The bursts of euphoria—known as “the helper’s high”—come from dopamine and endorphin released in the brain. Medical studies show that the saliva of compassionate people contains more immunoglobulin A, an antibody that fights off infection. In addition to boosting the immune system, brain scans of benevolent people show that generosity gave them a calmer disposition, less stress, better emotional health, and higher self-worth.

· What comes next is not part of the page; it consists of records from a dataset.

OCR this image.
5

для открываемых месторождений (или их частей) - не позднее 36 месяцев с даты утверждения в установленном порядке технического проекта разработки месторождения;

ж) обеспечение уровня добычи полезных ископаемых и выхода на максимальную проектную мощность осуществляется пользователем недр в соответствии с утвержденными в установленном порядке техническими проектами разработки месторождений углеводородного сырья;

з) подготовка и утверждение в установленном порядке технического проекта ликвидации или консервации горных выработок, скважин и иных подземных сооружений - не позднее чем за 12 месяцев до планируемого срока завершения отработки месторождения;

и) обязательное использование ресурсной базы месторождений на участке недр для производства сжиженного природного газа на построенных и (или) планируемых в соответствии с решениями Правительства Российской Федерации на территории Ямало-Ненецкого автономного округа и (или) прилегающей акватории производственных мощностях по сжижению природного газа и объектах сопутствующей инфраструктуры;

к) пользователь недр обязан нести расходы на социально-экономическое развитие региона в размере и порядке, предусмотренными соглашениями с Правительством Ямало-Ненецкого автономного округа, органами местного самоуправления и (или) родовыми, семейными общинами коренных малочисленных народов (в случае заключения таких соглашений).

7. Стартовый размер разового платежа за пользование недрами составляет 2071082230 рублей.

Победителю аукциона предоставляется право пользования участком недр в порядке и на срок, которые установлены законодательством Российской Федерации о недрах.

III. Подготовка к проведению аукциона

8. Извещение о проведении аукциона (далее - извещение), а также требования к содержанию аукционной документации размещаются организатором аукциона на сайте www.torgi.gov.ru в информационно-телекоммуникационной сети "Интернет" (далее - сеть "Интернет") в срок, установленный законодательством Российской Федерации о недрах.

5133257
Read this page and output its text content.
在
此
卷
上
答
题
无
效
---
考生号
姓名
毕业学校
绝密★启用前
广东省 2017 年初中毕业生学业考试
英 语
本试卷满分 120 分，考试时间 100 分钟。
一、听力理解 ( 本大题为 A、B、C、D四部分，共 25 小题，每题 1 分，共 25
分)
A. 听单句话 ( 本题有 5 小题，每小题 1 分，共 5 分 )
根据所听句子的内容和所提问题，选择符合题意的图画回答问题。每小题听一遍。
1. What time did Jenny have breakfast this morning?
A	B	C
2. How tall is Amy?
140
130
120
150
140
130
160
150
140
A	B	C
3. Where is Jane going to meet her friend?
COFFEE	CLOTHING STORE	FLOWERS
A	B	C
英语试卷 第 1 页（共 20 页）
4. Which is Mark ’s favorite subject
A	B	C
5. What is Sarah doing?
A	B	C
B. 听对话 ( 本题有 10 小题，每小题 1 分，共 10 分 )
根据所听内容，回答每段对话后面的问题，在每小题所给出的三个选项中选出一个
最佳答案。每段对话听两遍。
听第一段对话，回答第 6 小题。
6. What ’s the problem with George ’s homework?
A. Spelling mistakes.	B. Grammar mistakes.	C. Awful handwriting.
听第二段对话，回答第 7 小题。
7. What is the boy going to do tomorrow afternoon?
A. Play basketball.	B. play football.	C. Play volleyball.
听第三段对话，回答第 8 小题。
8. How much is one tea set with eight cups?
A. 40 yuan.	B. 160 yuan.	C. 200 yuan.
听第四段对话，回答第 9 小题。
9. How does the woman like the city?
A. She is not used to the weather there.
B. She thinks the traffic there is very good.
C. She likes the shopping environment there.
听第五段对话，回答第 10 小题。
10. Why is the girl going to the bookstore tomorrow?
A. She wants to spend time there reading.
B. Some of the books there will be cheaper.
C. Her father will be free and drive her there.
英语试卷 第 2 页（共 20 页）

Create Something to Offset the Devastation

As part of the life cycle, creation is the antidote to destruction. Creating something in the wake of mass destruction or deadly threats can give you a sense of control and reminds you of your resilience. You don’t have to be an artist to do this. The key is to be creative and not let your confined circumstances dwarf your tranquility, happiness, or productivity. Painting, writing, or making something with your hands that symbolizes how you feel about the restrictions you’re under can give you an outlet to release emotional burdens and give you a sense of power. Simply writing your emotions down gets them out on paper and can feel cathartic.

Take Positive Action

Make “cans” out of “cannots” and focus on what you can control. Take advantage of this restrictive time to clear the clutter out of your basement, pull weeds in the garden, organize drawers, closets, and bookshelves, or get caught up on fun hobbies you've neglected for a while. Focus on a thought, person, pet, or object that stir hope and positivity within you. Hope always exists alongside despair. Last fall, we transplanted a huge Maple in the middle of our deck. During the winter all the leaves fell, and we feared it had died. Now with the onslaught of spring, the tree is full of new leaves. When I look at it I am overjoyed and filled with hope about the life cycle—and that in the end, everything is going to work out. We’re just not there yet.

Meanwhile, taking everything as it comes one day at a time and whispering the serenity prayer can carry us far in our hope and peace of mind until we get there: “Grant me the serenity to accept the things I cannot change, courage to change the things I can, and wisdom to know the difference.”


Bellosta-Batalla, M, et al. (2017). Increased salivary IgA response as an indicator of immunocompetence after a mindfulness and self-compassion-based intervention. Mindfulness, 9 (3): 1-9.

Davidson RJ, Kabat-Zinn J, Schumacher J, Rosenkranz M, Muller D, Santorelli SF, Urbanowski F, Harrington A, Bonus K, Sheridan JF. (2003). Alterations in brain and immune function produced by mindfulness meditation. Psychosomatic Medicine, 65:564–570.